Emergency Help: Taxpayer Assistance Orders

If the taxpayer qualifies for Significant Hardship, we will fill out IRS form 911 for them. 

Make sure the taxpayer honestly qualifies for Significant Hardship by looking at the requirements below before checking the "Qualifies for Hardship"  

Taxpayer advocates can quickly intervene on behalf of taxpayers to local IRS officers and IRS campuses. The advocates can order the IRS to cease from any action that causes a significant hardship by issuing a Taxpayer Assistance Order, or TAO. Or, they will try to work out a solution to your problem without actually issuing a formal TAO, especially in the following situations:

·         The IRS has seized or has threatened to seize your bank account, pension plan, or car. You need to pay rent or your family will be thrown out on the street, and you need that car to get to work.

·         Your paycheck was garnished by the IRS leaving you too little on which to survive. You are willing to enter into a reasonable payment plan if the wage garnishment is stopped.

What Constitutes a Significant Hardship to the IRS?

The IRS says that a significant hardship means not being able to “provide the necessities of life” for you or your dependents. (Publication 1546.) Whether or not a taxpayer advocate will give you emergency assistance depends on her view of the seriousness of your hardship. The IRS Problems Resolution Program Handbook advises taxpayer advocates as follows:Generally, when deciding the presence of a significant hardship, accept any application unless there is a clear reason not to do so. Any doubt should be resolved in the taxpayer’s favor. Most taxpayer advocates take this obligation seriously and really try to help, particularly if this is your first time in trouble with the IRS. You must show more than that the IRS has harmed you or is about to do so. For example, an IRS seizure is not, in and of itself, a significant hardship. 

The IRS’s seizure or other drastic action must jeopardize:

·         your ability to obtain or keep shelter, food, and clothing for you and your family

·         your transportation to work

·         your employment

·         your ability to get medical care for yourself or your family

·         your education

·         your credit rating, or

·         your ability to meet a business payroll or stay out of bankruptcy (the IRS is less likely to help a business than an individual, however).

Taxpayer advocates consider evidence of your being overwhelmed by the enormity of the tax situation. They are instructed to be sensitive to your emotional state, whether it is tears or talk of doing yourself in. Far be it from me to suggest that you have a nervous breakdown in front of a taxpayer advocate, but….

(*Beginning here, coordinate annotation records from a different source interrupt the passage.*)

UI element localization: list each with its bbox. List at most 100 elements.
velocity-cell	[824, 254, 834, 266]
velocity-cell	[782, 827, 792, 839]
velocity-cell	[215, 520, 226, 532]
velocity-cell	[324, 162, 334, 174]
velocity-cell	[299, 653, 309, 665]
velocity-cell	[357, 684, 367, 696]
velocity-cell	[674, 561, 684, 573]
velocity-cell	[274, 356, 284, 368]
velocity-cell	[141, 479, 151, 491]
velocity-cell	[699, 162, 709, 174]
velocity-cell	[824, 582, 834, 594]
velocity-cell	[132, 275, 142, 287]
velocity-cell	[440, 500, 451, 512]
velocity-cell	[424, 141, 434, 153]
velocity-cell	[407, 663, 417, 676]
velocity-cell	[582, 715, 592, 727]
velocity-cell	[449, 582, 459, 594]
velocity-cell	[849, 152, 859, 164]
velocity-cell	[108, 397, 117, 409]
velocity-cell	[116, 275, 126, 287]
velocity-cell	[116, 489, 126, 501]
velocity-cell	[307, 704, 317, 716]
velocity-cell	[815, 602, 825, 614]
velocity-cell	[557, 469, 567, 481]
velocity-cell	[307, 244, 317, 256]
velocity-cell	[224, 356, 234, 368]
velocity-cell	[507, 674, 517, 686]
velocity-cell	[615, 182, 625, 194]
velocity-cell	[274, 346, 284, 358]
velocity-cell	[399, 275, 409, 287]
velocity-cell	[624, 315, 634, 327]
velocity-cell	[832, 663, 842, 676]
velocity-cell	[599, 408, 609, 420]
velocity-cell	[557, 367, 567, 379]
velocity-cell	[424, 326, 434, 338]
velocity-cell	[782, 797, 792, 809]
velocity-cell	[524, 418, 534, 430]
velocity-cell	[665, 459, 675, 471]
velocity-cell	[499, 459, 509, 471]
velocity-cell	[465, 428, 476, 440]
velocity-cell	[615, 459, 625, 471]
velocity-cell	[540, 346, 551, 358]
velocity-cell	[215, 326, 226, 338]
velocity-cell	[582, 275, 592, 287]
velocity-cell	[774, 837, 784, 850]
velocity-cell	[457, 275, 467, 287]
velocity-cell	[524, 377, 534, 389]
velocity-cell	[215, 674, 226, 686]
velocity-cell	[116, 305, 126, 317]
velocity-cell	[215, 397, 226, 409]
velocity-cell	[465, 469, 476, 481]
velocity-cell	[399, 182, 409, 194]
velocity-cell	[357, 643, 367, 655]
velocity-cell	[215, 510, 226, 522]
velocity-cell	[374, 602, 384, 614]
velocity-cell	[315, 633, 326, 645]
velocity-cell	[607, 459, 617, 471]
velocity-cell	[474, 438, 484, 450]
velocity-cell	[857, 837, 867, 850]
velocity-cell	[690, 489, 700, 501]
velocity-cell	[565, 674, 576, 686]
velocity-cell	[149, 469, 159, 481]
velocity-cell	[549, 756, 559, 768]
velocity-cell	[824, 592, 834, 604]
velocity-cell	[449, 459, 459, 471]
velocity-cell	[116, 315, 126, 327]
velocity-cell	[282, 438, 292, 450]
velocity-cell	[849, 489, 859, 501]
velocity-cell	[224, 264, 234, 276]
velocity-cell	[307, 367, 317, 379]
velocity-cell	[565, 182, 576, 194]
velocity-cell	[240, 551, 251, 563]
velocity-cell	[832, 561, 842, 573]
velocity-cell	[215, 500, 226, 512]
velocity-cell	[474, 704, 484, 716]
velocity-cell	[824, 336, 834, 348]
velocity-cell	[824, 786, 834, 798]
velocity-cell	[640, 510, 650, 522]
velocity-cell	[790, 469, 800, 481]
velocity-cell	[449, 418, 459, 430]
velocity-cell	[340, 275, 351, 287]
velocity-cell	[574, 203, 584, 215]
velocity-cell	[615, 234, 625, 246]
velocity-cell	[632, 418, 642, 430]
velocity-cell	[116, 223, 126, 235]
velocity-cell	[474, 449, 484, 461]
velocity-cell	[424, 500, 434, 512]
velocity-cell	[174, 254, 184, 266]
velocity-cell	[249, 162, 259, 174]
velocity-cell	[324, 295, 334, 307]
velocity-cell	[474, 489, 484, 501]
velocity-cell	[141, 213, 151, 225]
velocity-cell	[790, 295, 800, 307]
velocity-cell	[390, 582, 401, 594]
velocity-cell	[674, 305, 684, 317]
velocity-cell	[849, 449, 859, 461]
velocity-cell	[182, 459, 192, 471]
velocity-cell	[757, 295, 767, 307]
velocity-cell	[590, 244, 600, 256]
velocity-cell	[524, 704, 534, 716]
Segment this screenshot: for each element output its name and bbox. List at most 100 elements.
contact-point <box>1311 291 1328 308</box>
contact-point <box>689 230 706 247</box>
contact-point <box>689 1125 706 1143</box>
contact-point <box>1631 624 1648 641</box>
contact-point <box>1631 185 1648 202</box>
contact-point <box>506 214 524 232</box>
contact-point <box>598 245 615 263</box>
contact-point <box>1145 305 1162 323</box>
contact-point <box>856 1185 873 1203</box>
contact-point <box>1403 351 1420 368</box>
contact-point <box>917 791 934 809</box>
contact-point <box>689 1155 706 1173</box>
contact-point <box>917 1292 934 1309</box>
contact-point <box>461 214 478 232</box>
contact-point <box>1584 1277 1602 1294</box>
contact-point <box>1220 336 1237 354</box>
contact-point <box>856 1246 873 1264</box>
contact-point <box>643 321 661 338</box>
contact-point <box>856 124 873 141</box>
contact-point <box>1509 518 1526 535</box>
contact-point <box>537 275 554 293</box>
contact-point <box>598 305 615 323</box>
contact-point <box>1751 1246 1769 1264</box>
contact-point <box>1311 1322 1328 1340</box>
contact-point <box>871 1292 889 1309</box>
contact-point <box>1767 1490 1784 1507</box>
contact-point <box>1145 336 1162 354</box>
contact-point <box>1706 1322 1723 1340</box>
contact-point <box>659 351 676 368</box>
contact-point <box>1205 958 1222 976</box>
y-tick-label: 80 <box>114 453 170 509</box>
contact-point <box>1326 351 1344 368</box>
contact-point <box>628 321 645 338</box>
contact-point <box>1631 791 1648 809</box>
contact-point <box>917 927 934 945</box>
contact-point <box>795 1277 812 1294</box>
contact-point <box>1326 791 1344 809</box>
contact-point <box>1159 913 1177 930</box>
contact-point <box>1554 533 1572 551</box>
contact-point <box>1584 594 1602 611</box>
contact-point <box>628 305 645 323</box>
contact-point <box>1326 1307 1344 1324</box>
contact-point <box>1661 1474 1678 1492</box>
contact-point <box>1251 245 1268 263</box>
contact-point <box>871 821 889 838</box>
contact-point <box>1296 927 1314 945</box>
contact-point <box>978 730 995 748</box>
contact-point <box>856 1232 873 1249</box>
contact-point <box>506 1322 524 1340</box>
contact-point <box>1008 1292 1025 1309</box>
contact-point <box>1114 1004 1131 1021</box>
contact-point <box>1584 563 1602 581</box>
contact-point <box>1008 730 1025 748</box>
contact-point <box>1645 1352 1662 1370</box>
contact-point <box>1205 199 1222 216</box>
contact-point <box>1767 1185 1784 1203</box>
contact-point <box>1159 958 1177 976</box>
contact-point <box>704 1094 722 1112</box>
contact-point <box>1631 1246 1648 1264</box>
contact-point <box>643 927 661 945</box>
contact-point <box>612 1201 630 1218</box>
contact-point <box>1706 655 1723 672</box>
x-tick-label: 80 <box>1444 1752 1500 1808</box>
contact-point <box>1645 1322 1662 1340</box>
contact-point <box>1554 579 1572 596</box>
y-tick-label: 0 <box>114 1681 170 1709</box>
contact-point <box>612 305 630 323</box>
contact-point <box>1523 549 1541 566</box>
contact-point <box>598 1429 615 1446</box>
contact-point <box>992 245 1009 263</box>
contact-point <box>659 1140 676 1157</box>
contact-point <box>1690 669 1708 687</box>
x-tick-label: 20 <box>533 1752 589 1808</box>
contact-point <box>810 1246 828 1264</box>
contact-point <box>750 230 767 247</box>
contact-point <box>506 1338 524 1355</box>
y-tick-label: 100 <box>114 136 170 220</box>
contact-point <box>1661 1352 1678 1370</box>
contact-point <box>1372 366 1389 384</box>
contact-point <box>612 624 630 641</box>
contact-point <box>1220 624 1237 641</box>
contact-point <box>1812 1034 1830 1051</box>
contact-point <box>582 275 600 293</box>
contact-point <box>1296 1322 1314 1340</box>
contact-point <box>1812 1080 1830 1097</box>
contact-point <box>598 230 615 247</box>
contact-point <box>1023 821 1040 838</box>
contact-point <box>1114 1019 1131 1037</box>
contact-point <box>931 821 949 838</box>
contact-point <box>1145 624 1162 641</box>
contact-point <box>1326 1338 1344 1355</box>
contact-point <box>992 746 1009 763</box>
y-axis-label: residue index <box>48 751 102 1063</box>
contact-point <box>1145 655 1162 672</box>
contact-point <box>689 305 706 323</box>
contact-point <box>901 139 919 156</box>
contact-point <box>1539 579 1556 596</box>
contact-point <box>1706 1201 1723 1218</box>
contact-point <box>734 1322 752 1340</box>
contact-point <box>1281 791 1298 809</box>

Under Internal Revenue Manual 1279 (10)(70), the IRS cannot hold against you the following:

·         the degree you were at fault in causing the hardship

·         your past history of IRS difficulties, if any

·         the type of tax that you owe—income, payroll, or property, and so on, or

·         the taxpayer advocate’s opinions and values—for instance, if part of your problem stems from a charitable donation you made to the Church of Snake Worshippers, the taxpayer advocate can’t consider her distaste for snakes in deciding whether to help you.